Fargeat avait clairement de nombreuses influences cinématographiques en tête lors de l'écriture et de la réalisation du film, et bon nombre de ces influences se sont manifestées dans des références ou des œufs de Pâques éparpillés tout au long du film. Bien que le film ne soit délibérément pas subtil dans ses commentaires, il se passe beaucoup de choses et les références subtiles au film sont faciles à manquer. Cela étant dit, voici sept références de films que vous avez peut-être manquées en regardant The Substance.
Sommaire
7 Le tapis et le couloir rouge imitent le brillant
L'un des réalisateurs selon Fargeat qui a été une source d'inspiration dans sa carrière n'est autre que le réalisateur de The Shining, Stanley Kubrick. Son influence est plus visible dans ce film que dans le précédent film de Fargeat, Revenge. Le couloir qui mène de l'émission matinale à la loge d'Elisabeth/Sue est peint d'une nuance de rouge rappelant étrangement le sang, et le tapis a un motif et une coloration très similaires à ceux du tapis du couloir de l'hôtel Overlook.
Les couloirs de la folie
L'un des éléments les plus mémorables de la scénographie de The Shining est le fameux tapis sur lequel le jeune Danny se promène et où il finit par apercevoir les deux jumeaux debout au bout du couloir. Il s'agit d'un long couloir et les couleurs vives et les motifs audacieux du tapis contribuent à créer une atmosphère de chaos et de malaise. Les formes présentées sur le tapis diffèrent légèrement dans The Substance, optant pour des rectangles fendus au centre qui font référence à la fente que subira Elisabeth. Pourtant, le motif chargé et les couleurs vives créent le même sentiment de malaise et de chaos.

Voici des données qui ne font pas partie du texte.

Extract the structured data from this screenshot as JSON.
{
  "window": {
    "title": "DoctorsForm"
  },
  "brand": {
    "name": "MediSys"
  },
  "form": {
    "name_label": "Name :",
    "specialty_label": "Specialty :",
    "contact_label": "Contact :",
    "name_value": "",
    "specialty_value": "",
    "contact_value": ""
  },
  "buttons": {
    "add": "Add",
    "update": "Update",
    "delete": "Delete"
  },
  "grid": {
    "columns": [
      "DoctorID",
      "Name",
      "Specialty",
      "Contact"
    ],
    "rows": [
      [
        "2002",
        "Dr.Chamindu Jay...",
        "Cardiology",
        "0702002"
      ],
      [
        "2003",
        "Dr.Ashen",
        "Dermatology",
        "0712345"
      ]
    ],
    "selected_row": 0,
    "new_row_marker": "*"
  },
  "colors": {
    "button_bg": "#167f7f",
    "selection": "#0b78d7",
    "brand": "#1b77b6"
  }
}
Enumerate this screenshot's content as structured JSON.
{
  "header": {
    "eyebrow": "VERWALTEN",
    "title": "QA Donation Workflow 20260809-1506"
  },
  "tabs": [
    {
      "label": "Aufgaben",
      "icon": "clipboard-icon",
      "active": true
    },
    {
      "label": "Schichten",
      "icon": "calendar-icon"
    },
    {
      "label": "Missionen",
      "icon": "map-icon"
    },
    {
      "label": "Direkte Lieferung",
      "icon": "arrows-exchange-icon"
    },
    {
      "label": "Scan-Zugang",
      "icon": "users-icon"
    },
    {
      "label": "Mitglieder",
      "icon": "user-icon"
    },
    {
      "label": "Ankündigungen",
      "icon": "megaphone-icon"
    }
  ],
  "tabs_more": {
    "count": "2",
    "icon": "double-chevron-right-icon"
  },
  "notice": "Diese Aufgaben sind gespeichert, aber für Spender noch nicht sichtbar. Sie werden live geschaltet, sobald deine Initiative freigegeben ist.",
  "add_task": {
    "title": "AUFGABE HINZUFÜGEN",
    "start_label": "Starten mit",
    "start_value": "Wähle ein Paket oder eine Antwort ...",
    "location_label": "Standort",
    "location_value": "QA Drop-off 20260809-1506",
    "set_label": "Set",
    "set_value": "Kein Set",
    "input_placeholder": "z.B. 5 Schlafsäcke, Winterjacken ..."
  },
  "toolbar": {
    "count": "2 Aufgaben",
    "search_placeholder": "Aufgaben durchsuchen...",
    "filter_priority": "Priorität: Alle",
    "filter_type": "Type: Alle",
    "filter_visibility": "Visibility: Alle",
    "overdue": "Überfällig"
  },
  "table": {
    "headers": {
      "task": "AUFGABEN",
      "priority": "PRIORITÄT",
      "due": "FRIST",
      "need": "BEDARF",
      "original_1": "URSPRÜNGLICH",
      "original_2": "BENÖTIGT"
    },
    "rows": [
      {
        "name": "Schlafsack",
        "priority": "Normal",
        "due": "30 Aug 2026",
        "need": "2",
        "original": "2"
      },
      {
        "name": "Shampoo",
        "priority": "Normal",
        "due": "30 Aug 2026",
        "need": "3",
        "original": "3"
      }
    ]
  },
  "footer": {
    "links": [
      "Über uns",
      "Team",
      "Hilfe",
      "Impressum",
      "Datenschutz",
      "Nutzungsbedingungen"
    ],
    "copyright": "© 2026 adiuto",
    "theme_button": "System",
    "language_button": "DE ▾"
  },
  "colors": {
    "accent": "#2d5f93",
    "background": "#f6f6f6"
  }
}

6La finale désarticulée est similaire à la finale de la société
Une grande partie des discussions autour de The Substance a porté sur son caractère parfois dérangé et dégoûtant, en particulier dans l'acte final du film. Ces remarques sont exactes à cent pour cent, car les 20 dernières minutes du film sont un bain de sang ridiculement divertissant rempli de séquences d'horreur corporelle probablement les plus grotesques que vous ayez vues dans un film depuis un certain temps. Il est extrêmement similaire au troisième acte d’un classique culte de l’horreur corporelle des années 80, Society.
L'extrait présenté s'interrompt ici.